In our society racism, sexism, and indifference to poverty and radical economic inequality are all monsters which we have to tend to and slay. We can’t become holy if we try to retreat to the comfort of our home, hide ourselves from the world, and do nothing. We can claim we are not a part of the problem, but we will be, for we will be failing to do what we ought to do for the illusion of purity.

“I did not do anything” should be seen as words of shame when you could have stopped what others were doing, when you did not work against the systematic structures of sin which allowed such abuses to continue. “To commit sin is frightening,” St. John Chrysostom preached, “however, it is much more painful to be exceedingly proud with respect to sin. If you are proud of righteousness, there is a loss of righteousness. Much more so when this occurs with reference to sins; it brings us the worst destruction.”[4] Those who are proud of their retreat from the world have already failed at righteousness, but those who see the proud sinner glorifying in injustice, justifying racism or sexism or abuse of the poor and needy have to speak out and resist that injustice lest they become complicit in the destruction which is to come.

Don’t let anyone fool you. The devil will come to tempt you away from the pursuit of justice. He will say you are not tending towards your own righteousness, or else, he will say you are just as guilty as those who promote injustice because you have made the situation worse.
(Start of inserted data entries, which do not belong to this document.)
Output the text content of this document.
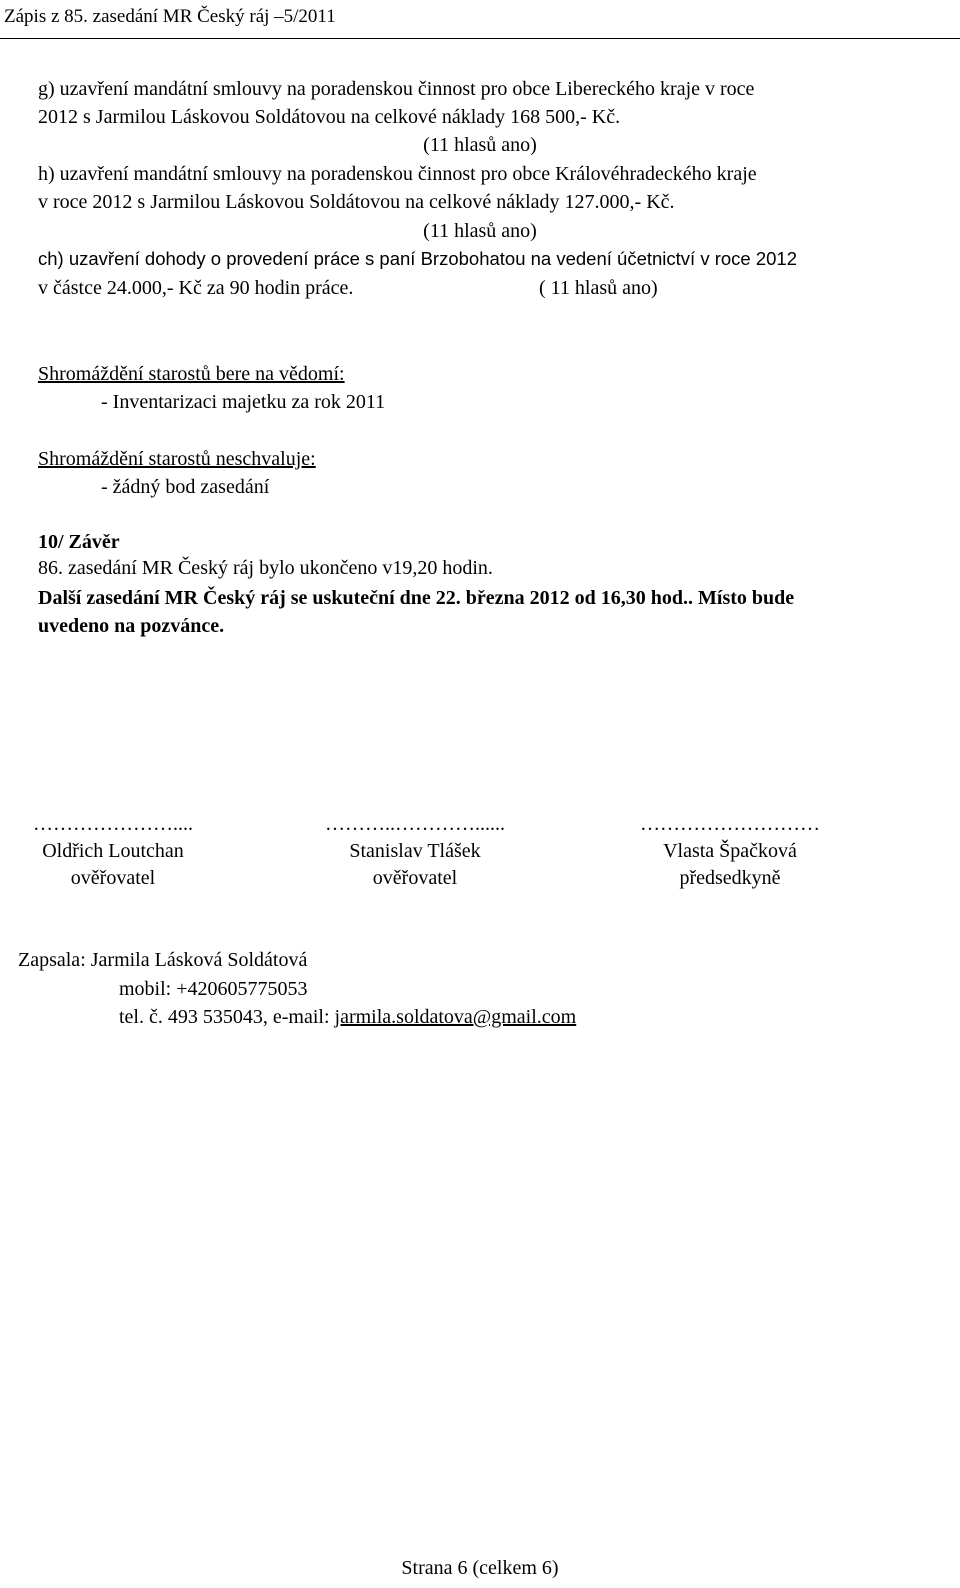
Zápis z 85. zasedání MR Český ráj –5/2011
g) uzavření mandátní smlouvy na poradenskou činnost pro obce Libereckého kraje v roce
2012 s Jarmilou Láskovou Soldátovou na celkové náklady 168 500,- Kč.
(11 hlasů ano)
h) uzavření mandátní smlouvy na poradenskou činnost pro obce Královéhradeckého kraje
v roce 2012 s Jarmilou Láskovou Soldátovou na celkové náklady 127.000,- Kč.
(11 hlasů ano)
ch) uzavření dohody o provedení práce s paní Brzobohatou na vedení účetnictví v roce 2012
v částce 24.000,- Kč za 90 hodin práce.	( 11 hlasů ano)
Shromáždění starostů bere na vědomí:
- Inventarizaci majetku za rok 2011
Shromáždění starostů neschvaluje:
- žádný bod zasedání
10/ Závěr
86. zasedání MR Český ráj bylo ukončeno v19,20 hodin.
Další zasedání MR Český ráj se uskuteční dne 22. března 2012 od 16,30 hod.. Místo bude
uvedeno na pozvánce.
…………………....
Oldřich Loutchan
ověřovatel
………..…………......
Stanislav Tlášek
ověřovatel
………………………
Vlasta Špačková
předsedkyně
Zapsala: Jarmila Lásková Soldátová
mobil: +420605775053
tel. č. 493 535043, e-mail: jarmila.soldatova@gmail.com
Strana 6 (celkem 6)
The wound of injustice is deep; exposing it might make it appear we have made it worse, but all we do is expose what is already there, festering as it remains invisible. That wound will grow so long as it is left untreated. Those who expose it and seek the proper treatment of the wound are not the ones guilty but those who retreat from their responsibility are like Cain, claiming they are not their brother’s keeper. It is the mark of madness, the mark of the murderer, to care less for the well-being of the other. It is a faulty logic which is at the heart of injustice itself.

 

[Image=Theseus Slaying the Minotaur by Antoine-Louis Barye [CC BY-SA 2.0 (https://creativecommons.org/licenses/by-sa/2.0)], via Wikimedia Commons]


[1] Pope Francis, Gaudete ex exsultate. Vatican Translation. ¶ 26.

[2] Pope Francis, Gaudete ex exsultate. ¶ 76.

[3] Pope Francis, Gaudete ex exsultate. ¶ 78.

[4] St. John Chrysostom, On Repentance and Almsgiving. Trans. Gus George Christo (Washington, DC: CUA Press, 1998), 7.